The main hospital and schools are in Bor. Access to adequate healthcare in the state is extremely poor, and the situation has worsened since 2009 when Médecins Sans Frontières Belgium, who had been running the Bor Hospital, pulled out of the country amidst security concerns. Dr Samuel Legato Agat, a doctor at the hospital, was trained in Cuba and Canada, but most staff at the hospital as of 2012 were illiterate and incapable of producing documentation for patients. Kenya Commercial Bank (South Sudan) maintains a branch in Bor. The main transport connections are Bor Airport at Bor, in addition to river traffic on the White Nile and three major roads that lead out of Bor to other parts of South Sudan.

==Demographics==
Jonglei State is inhabited mostly by Dinka (Monyjang/Jieng) and the Nuer people. The other ethnic groups include; Murle, Anuak, Jie, and Boya.

==Education==
The John Garang Memorial University of Science and Technology, one of the seven public universities in the country, is located in Bor. The university is named after John Garang de Mabior.

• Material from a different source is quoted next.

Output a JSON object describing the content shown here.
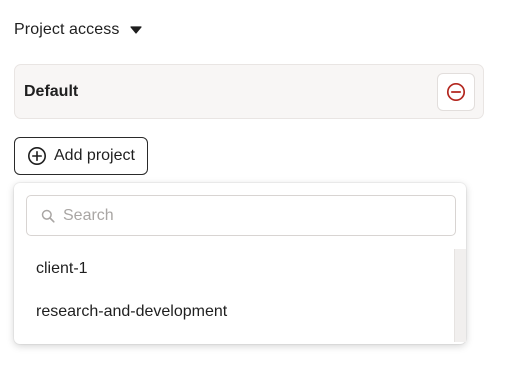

Most of the educational institutions are concentrated in Bor, including number of best secondary schools in the country. Some of the leading schools in Bor are Alliance High School, Bor College, Greenbelt Academy, St. Andrew High School, and many more.

==Notable people==
- Awer Mabil, South Sudanese-Australian footballer.
- Duop Thomas Reath, South Sudanese - Australian Basketball player.
- Samuel Gai Tut, South Sudan founding father.
- Adut Akech, South Sudanese-Australian model.
- Thomas Deng, South Sudanese-Australian footballer.
- Dr. John Garang De Mabior, South Sudan founding father.
- Michael Makuei Lueth, South Sudanese Politician.
- Kuol Manyang Juuk, South Sudanese Politician.
- John Bul Dau, Human right activist.